SC: The time is takes to resolve a dispute once an attorney is involved depends on a number of factors including the type of dispute and personalities of the parties involved. In that sense, it could take hours, days, months or years also depending on whether filing a Complaint becomes necessary. Your attorney will be able to give you a better idea of the length of the process.

A lot of freelancers dealing with nonpayment problems might be a little nervous about appearing in a courtroom, so rather than going through the whole ordeal, we might be more inclined to take the loss and just move on.

What can you say about the process that might make freelancers more comfortable with bringing their case to an attorney?

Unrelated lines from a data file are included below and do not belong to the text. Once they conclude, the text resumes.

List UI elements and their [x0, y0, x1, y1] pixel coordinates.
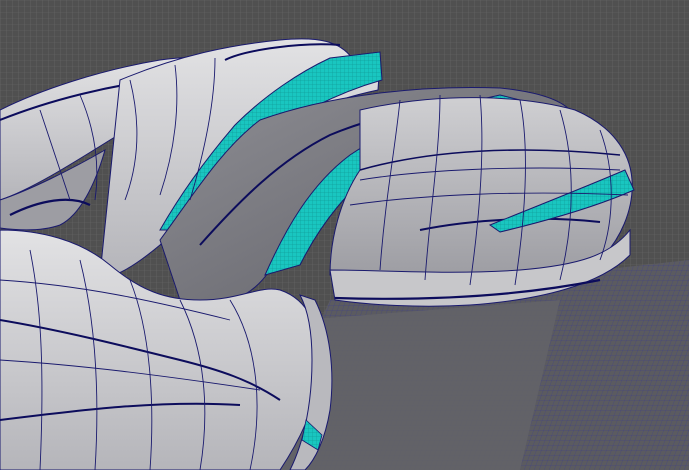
viewport-canvas[interactable]	[0, 0, 689, 470]
3d-viewport[interactable]	[0, 0, 689, 470]
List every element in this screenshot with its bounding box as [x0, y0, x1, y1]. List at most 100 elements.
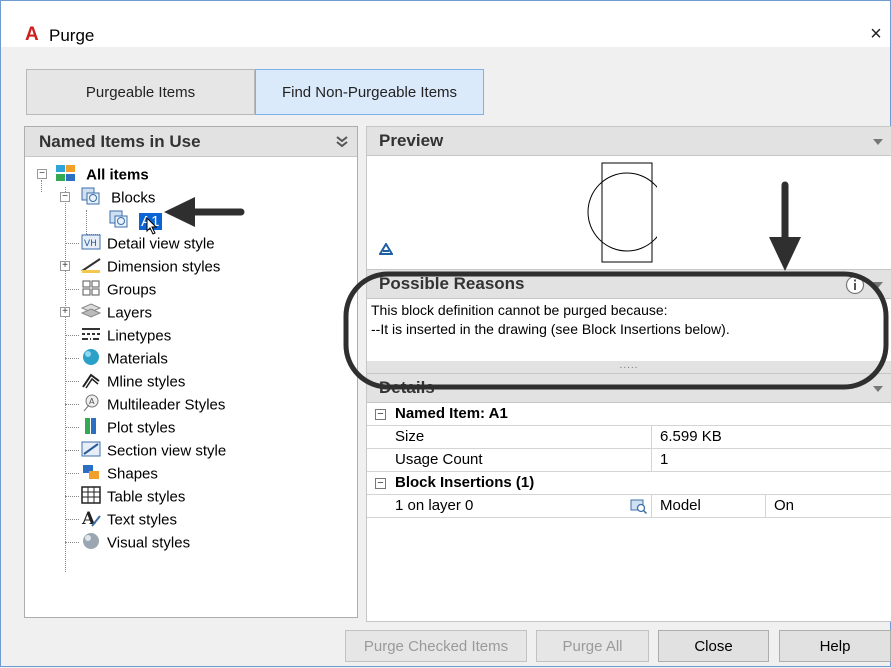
- tree-item-label: Shapes: [107, 465, 158, 483]
- tab-bar: Purgeable Items Find Non-Purgeable Items: [26, 69, 484, 115]
- detail-view-style-icon: VH: [80, 232, 102, 252]
- tree-item-text-styles[interactable]: A Text styles: [25, 508, 357, 531]
- purge-all-button[interactable]: Purge All: [536, 630, 649, 662]
- section-label: Block Insertions (1): [395, 474, 535, 491]
- tree-item-label: Linetypes: [107, 327, 172, 345]
- tree-item-label: Multileader Styles: [107, 396, 226, 414]
- tree-item-a1[interactable]: A1: [25, 209, 357, 235]
- tree-item-label: All items: [86, 166, 149, 184]
- property-value: 1: [651, 449, 891, 471]
- possible-reasons-header[interactable]: Possible Reasons: [366, 269, 891, 299]
- tree-item-linetypes[interactable]: Linetypes: [25, 324, 357, 347]
- help-button[interactable]: Help: [779, 630, 891, 662]
- named-items-panel: Named Items in Use − All items − Blocks …: [24, 126, 358, 618]
- tree-item-materials[interactable]: Materials: [25, 347, 357, 370]
- section-view-style-icon: [80, 439, 102, 459]
- all-items-icon: [55, 163, 77, 183]
- tree-item-label: Dimension styles: [107, 258, 221, 276]
- dropdown-triangle-icon[interactable]: [873, 282, 883, 288]
- autocad-logo-icon: A: [25, 24, 39, 45]
- linetypes-icon: [80, 324, 102, 344]
- tree-item-label: Detail view style: [107, 235, 215, 253]
- tree-item-label: Blocks: [111, 189, 156, 207]
- reason-line-1: This block definition cannot be purged b…: [371, 302, 668, 318]
- reason-line-2: --It is inserted in the drawing (see Blo…: [371, 321, 730, 337]
- tree-item-blocks[interactable]: − Blocks: [25, 186, 357, 209]
- tree-item-groups[interactable]: Groups: [25, 278, 357, 301]
- collapse-toggle-icon[interactable]: −: [37, 169, 47, 179]
- table-styles-icon: [80, 485, 102, 505]
- tree-item-visual-styles[interactable]: Visual styles: [25, 531, 357, 554]
- property-value: 6.599 KB: [651, 426, 891, 448]
- preview-header[interactable]: Preview: [366, 126, 891, 156]
- shapes-icon: [80, 462, 102, 482]
- collapse-toggle-icon[interactable]: −: [375, 409, 386, 420]
- size-row: Size 6.599 KB: [367, 426, 891, 449]
- details-grid: − Named Item: A1 Size 6.599 KB Usage Cou…: [366, 403, 891, 622]
- tree-item-label: Materials: [107, 350, 168, 368]
- dialog-title: Purge: [49, 26, 95, 45]
- tree-item-label: Layers: [107, 304, 153, 322]
- dialog-buttons: Purge Checked Items Purge All Close Help: [1, 630, 891, 664]
- collapse-chevron-icon[interactable]: [335, 127, 349, 160]
- details-header[interactable]: Details: [366, 373, 891, 403]
- close-button[interactable]: Close: [658, 630, 769, 662]
- possible-reasons-text: This block definition cannot be purged b…: [366, 299, 891, 361]
- insertion-space: Model: [651, 495, 765, 517]
- named-items-title: Named Items in Use: [39, 132, 201, 151]
- preview-title: Preview: [379, 131, 444, 150]
- tab-find-non-purgeable-items[interactable]: Find Non-Purgeable Items: [255, 69, 484, 115]
- zoom-to-insertion-icon[interactable]: [630, 499, 648, 521]
- tab-purgeable-items[interactable]: Purgeable Items: [26, 69, 255, 115]
- usage-count-row: Usage Count 1: [367, 449, 891, 472]
- tree-item-table-styles[interactable]: Table styles: [25, 485, 357, 508]
- block-insertions-section-row[interactable]: − Block Insertions (1): [367, 472, 891, 495]
- collapse-toggle-icon[interactable]: −: [60, 192, 70, 202]
- plot-styles-icon: [80, 416, 102, 436]
- splitter-grip[interactable]: .....: [366, 361, 891, 373]
- insertion-row[interactable]: 1 on layer 0 Model On: [367, 495, 891, 518]
- tree-item-plot-styles[interactable]: Plot styles: [25, 416, 357, 439]
- info-icon[interactable]: [845, 275, 865, 304]
- dropdown-triangle-icon[interactable]: [873, 139, 883, 145]
- groups-icon: [80, 278, 102, 298]
- property-label: Size: [395, 428, 425, 445]
- preview-area: [366, 156, 891, 269]
- named-items-tree: − All items − Blocks VH Detail view styl…: [25, 157, 357, 572]
- tree-item-list: VH Detail view style + Dimension styles Grou…: [25, 232, 357, 554]
- tree-item-multileader-styles[interactable]: A Multileader Styles: [25, 393, 357, 416]
- tree-item-label: Text styles: [107, 511, 178, 529]
- title-bar: A Purge ×: [1, 1, 890, 47]
- visual-styles-icon: [80, 531, 102, 551]
- possible-reasons-title: Possible Reasons: [379, 274, 525, 293]
- collapse-toggle-icon[interactable]: −: [375, 478, 386, 489]
- named-item-section-row[interactable]: − Named Item: A1: [367, 403, 891, 426]
- details-title: Details: [379, 378, 435, 397]
- svg-text:A: A: [89, 397, 95, 406]
- tree-item-detail-view-style[interactable]: VH Detail view style: [25, 232, 357, 255]
- autocad-block-icon: [378, 242, 394, 258]
- close-icon[interactable]: ×: [866, 23, 886, 46]
- purge-dialog: A Purge × Purgeable Items Find Non-Purge…: [0, 0, 891, 667]
- tree-item-dimension-styles[interactable]: + Dimension styles: [25, 255, 357, 278]
- multileader-styles-icon: A: [80, 393, 102, 413]
- tree-item-mline-styles[interactable]: Mline styles: [25, 370, 357, 393]
- purge-checked-items-button[interactable]: Purge Checked Items: [345, 630, 527, 662]
- expand-toggle-icon[interactable]: +: [60, 307, 70, 317]
- blocks-icon: [80, 186, 102, 206]
- tree-item-label: Visual styles: [107, 534, 191, 552]
- right-panel: Preview Possible Reasons This block defi…: [366, 126, 891, 622]
- tree-item-label: Groups: [107, 281, 157, 299]
- insertion-name: 1 on layer 0: [395, 497, 474, 514]
- block-definition-icon: [108, 209, 130, 229]
- layers-icon: [80, 301, 102, 321]
- dropdown-triangle-icon[interactable]: [873, 386, 883, 392]
- expand-toggle-icon[interactable]: +: [60, 261, 70, 271]
- tree-item-shapes[interactable]: Shapes: [25, 462, 357, 485]
- svg-text:VH: VH: [84, 239, 97, 249]
- tree-item-all-items[interactable]: − All items: [25, 163, 357, 186]
- tree-item-section-view-style[interactable]: Section view style: [25, 439, 357, 462]
- materials-icon: [80, 347, 102, 367]
- block-preview-graphic: [587, 162, 657, 263]
- tree-item-layers[interactable]: + Layers: [25, 301, 357, 324]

SC: There is little downside in bringing a case to an attorney for a consultation. Often times, attorneys are able to resolve disputes prior to litigation being necessary. An attorney should be able to explain all the options available in terms of resolving a case and the time/cost involved in each option, so that the freelancer can make an informed decision.

While consulting an attorney can be a good idea, retaining an attorney is not always the best course of action. Often times, a plaintiff can invest a lot of time, resources and emotions into pursuing a claim and then either break-even or end up losing more money in the end. Whether to pursue a claim is a highly personal decision and should not be taken lightly.

Scott Comerford is an attorney based in Santa Rosa and representing clients throughout Northern California. He has previously practiced at a small law firm, a large national law firm and an international insurance company. The Law Office of Scott Comerford specializes in helping individuals and businesses with their civil litigation needs related to real estate law, construction litigation and breach of contract disputes.